The input is can be a scalar or a vector
if y is a vector, function f should be able to handle a vector input and output. Keyword arguments can also be passed to f via kwargs dictionary. See <a href="https://pythontips.com/2013/08/04/args-and-kwargs-in-python-explained/"></a> if you are not familiar with this concept.  

In [None]:
# 1st order Runge-Kutta method (forward Euler) with constant step
# routine using list append function to accumulate solution and time vector
def rk1(f, y_start, t_start, t_end, dt, **kwargs):
    t = np.copy(t_start); y = np.copy(y_start); 
    tout = [t]; yout = [y]
    while t < t_end:
        y += dt * f(t, y, **kwargs)
        t += dt
        tout.append(t); yout.append(y)
    return tout, yout

# the same function but using vstack instead of append 
def rk1npstack(f, y_start, t_start, t_end, dt, **kwargs):
    t = np.copy(t_start); y = np.copy(y_start); 
    tout = np.copy(t_start); yout = np.copy(y_start); 
    while t < t_end:
        y += dt * f(t, y, **kwargs)
        t += dt
        np.vstack((tout,t)); np.vstack((yout,y))
    return tout, yout


In [None]:
from time import time

t0 = 0.; 
tf = 100.; dt = 0.0001

kwargs = {"t0": 0.} # argument for func_stiff
y0 = func_exact(t0, **kwargs); 

tpast = time()
t1, y1 = rk1(func, y0, t0, tf, dt, **kwargs)
texec_rk1 = time() - tpast
print("RK1 with list appends solved in %.4f s"%(texec_rk1))

tpast = time()
t1s, y1s = rk1npstack(func, y0, t0, tf, dt, **kwargs)
texec_rk1s = time() - tpast
print("RK1 with np stack functions solved in %.4f s"%(texec_rk1s))

RK1 with list appends solved in 5.3958 s
RK1 with np stack functions solved in 14.2069 s


Function using numpy arrays for everything is ~3 times slower.

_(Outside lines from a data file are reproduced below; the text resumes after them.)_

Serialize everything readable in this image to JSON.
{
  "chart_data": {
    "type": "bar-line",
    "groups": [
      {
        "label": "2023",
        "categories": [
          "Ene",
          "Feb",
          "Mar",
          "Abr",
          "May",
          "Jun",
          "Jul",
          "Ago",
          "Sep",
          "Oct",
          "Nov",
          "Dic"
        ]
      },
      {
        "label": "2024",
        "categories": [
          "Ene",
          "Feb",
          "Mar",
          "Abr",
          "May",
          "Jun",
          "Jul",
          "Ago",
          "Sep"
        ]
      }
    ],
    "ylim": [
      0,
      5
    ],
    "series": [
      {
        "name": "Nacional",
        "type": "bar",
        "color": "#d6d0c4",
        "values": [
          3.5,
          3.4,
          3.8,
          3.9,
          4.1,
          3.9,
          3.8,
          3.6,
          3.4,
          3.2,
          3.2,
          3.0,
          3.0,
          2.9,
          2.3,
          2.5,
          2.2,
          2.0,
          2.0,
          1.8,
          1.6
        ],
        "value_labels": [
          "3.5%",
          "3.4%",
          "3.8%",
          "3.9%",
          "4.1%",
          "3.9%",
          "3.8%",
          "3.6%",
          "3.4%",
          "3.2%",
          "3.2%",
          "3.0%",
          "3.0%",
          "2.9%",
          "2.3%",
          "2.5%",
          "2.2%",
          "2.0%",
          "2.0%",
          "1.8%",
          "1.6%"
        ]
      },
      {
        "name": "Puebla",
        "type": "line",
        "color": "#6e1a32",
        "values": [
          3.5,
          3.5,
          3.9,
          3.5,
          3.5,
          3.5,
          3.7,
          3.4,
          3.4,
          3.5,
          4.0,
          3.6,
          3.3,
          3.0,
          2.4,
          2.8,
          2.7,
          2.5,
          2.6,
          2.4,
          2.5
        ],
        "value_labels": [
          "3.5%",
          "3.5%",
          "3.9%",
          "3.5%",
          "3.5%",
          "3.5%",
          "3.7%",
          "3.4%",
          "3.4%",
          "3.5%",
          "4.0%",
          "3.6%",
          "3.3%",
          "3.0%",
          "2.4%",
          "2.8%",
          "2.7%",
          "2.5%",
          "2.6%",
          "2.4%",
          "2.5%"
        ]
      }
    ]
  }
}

The culprit is np.vstack calls. vstack and hstack methods in numpy involve copying of arrays, while list method [].append just appends array to existing memory location without copying. 

**Lesson:** avoid using hstack and vstack operations in long sequences involving large arrays. Use lists and append instead. Convert list to numpy array in the end.